In Texas these traits suffice to distinguish our plant as a member of the genus Stillingia, in which about 30 species are recognized, all occurring in tropical and semitropical parts of the Americas, with a handful of species extending north into the US southern states. Species of Stillingia often are referred to as toothleafs because of the toothy glands along the leaves' margins. Three Stillingia species can be found in Texas, but only one of those produces such narrow leaves as are shown in our picture, and that's STILLINGIA TEXANA, variously known as Texas Toothleaf, Queen's Delight and Texas Queen's Delight. Texas Toothleaf occurs almost exclusively in Texas, though it's been found spottily in Oklahoma, New Mexico and across the river in Coahuila State, Mexico.

I can't find why toothleafs are so delightful to queens, but another name used for one or more Stillingia species is Cockup Hat, so to certain people there must be something particularly alluring about these plants.

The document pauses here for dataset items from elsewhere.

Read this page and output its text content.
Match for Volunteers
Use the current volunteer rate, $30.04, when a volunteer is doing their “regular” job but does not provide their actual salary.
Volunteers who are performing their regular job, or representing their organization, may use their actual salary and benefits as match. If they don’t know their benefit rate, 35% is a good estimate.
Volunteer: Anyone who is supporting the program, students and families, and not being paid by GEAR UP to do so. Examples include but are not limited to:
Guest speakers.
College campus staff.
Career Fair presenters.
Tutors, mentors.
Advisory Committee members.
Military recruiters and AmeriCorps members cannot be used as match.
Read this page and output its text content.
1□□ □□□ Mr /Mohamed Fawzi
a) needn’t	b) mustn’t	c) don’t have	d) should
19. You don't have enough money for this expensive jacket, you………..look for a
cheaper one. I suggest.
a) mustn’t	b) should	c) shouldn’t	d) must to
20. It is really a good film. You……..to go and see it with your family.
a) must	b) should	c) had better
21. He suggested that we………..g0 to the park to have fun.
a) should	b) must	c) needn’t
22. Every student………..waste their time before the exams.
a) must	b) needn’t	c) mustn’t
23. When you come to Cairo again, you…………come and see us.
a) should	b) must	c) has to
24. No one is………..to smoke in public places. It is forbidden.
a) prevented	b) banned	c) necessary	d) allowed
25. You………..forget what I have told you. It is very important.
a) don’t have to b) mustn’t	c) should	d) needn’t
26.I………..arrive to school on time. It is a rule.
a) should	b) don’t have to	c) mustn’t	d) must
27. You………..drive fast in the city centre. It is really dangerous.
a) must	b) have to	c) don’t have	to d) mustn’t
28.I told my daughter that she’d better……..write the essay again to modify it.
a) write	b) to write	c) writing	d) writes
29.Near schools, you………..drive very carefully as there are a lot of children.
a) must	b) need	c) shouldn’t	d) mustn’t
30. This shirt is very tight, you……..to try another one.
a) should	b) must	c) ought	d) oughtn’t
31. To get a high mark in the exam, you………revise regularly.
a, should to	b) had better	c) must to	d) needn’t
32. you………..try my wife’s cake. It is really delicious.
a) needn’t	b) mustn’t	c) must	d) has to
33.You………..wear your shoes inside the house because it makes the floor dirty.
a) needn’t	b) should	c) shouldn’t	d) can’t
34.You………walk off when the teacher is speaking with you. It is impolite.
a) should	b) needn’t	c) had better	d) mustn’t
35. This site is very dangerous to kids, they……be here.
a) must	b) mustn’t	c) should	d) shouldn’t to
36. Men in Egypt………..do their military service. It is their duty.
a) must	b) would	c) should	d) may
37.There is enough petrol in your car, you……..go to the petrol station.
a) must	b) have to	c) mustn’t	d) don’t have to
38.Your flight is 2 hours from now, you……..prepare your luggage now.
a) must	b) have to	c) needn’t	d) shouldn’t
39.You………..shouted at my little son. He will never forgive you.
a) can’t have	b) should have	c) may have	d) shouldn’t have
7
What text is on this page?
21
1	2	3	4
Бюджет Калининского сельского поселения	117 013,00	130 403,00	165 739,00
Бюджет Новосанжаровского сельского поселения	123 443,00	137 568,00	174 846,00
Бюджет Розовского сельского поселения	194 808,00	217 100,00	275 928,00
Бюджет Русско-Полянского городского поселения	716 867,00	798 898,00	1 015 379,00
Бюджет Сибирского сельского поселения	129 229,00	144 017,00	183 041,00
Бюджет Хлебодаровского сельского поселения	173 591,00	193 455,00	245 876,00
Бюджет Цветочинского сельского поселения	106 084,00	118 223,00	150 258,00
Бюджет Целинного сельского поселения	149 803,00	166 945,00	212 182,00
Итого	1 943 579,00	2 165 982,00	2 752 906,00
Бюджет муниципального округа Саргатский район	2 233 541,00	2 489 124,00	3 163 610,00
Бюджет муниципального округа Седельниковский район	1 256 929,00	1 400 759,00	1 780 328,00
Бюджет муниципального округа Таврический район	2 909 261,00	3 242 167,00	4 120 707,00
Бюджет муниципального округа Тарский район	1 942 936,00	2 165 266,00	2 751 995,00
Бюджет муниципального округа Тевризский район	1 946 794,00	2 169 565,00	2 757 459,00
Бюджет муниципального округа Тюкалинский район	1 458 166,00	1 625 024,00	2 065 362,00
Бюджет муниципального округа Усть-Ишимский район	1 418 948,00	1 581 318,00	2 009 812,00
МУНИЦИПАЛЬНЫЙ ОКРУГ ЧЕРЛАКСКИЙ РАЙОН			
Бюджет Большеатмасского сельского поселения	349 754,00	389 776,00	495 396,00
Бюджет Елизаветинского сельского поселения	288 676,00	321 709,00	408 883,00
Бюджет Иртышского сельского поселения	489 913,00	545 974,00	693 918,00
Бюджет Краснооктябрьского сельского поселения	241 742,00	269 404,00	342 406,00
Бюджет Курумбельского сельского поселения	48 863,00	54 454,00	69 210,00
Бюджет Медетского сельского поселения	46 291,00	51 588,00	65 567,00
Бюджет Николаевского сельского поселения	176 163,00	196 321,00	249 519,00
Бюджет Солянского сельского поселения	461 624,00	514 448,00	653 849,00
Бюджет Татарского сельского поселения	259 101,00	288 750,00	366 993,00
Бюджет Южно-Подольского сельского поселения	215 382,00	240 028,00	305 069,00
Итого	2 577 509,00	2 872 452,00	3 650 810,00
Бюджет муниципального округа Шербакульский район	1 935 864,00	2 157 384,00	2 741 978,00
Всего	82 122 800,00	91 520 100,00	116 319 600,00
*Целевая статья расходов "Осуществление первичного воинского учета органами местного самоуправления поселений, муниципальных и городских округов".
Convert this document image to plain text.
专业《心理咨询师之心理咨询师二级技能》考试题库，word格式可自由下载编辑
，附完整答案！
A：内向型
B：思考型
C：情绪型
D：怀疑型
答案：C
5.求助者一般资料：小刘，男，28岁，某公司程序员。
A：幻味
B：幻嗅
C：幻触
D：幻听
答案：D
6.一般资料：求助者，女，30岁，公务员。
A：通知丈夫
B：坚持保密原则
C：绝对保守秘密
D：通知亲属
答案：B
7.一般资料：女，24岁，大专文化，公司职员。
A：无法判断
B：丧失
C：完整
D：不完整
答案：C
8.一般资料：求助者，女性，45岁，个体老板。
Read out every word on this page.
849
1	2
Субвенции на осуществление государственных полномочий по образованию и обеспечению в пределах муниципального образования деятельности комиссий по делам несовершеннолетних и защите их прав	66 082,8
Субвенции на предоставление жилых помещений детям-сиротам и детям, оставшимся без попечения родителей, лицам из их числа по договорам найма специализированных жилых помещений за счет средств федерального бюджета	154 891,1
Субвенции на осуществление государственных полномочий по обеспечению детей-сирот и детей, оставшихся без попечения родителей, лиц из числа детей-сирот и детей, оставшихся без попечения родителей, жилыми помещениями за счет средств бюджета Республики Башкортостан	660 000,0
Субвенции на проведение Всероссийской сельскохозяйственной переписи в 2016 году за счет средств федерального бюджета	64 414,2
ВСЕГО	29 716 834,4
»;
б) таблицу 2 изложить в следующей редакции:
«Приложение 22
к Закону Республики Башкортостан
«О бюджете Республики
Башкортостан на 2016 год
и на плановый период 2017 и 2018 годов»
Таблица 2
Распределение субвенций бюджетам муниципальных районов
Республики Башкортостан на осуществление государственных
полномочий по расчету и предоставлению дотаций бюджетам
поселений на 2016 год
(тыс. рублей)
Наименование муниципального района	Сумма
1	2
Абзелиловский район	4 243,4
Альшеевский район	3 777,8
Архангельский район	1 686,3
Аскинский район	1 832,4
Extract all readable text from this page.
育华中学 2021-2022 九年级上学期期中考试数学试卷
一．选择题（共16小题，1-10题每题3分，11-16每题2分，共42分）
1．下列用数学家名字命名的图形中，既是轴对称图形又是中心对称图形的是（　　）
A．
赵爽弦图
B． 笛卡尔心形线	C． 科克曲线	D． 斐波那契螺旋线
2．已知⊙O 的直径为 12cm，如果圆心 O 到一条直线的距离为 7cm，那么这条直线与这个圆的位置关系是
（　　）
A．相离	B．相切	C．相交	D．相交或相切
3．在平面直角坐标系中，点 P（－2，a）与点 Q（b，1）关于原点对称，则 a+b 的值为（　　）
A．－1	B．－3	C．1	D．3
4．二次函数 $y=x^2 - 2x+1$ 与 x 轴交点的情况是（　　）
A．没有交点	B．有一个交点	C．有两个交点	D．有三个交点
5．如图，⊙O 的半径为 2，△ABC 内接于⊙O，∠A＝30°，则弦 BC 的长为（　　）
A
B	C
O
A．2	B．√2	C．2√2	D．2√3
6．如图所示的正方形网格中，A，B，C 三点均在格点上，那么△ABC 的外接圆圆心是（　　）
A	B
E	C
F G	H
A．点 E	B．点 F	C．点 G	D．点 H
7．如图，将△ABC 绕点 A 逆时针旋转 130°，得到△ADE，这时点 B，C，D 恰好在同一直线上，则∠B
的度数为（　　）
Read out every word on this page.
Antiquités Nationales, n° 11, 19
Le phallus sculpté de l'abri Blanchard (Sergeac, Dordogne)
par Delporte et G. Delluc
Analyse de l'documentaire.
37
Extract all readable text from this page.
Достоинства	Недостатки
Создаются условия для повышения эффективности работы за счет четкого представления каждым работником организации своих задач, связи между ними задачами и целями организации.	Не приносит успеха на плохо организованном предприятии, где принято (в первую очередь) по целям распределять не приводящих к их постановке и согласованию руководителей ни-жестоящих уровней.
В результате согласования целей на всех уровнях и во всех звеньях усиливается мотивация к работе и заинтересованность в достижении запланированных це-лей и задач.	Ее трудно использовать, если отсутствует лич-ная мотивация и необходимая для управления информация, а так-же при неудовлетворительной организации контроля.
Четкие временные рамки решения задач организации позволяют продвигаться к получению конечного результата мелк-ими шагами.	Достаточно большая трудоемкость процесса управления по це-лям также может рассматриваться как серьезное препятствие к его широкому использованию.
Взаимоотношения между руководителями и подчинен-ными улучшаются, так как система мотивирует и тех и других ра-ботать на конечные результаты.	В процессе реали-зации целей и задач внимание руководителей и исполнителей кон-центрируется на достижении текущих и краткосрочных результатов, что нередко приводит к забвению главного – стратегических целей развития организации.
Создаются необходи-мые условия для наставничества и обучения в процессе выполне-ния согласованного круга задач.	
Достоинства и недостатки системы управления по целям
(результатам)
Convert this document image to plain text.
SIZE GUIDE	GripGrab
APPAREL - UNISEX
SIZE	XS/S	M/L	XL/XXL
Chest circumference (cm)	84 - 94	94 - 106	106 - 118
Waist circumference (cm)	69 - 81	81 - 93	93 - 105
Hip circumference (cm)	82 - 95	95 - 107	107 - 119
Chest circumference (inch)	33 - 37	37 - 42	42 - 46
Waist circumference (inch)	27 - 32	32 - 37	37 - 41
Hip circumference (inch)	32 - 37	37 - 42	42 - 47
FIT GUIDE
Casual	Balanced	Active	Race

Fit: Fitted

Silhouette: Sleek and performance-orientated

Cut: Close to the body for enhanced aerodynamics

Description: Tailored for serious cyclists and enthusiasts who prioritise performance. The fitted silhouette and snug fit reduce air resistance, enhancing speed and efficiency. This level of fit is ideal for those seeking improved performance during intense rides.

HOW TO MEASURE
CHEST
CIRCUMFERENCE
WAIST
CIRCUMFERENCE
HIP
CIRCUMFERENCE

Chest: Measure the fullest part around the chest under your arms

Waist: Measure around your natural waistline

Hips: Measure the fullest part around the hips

Members of the Spurge family are famous for their juices containing toxic or medicinal compounds, depending on the dosage, and toothleafs have long been regarded both as potentially poisonous for grazing livestock, and as powerful medicinal herbs. The plants are so unpalatable that usually livestock won't eat them, except when food is hard to find. Then if the plant is eaten its cyanogenic glycosides might release free cyanide into an animal's rumen, and you know how deadly cyanide is.

The WbMD.Com website says that "Despite serious safety concerns, people take queen's delight to treat liver disease, gallbladder disorders, skin diseases, constipation, bronchitis, and hoarseness (laryngitis)." It's also been used to induce vomiting and as a "blood purifier."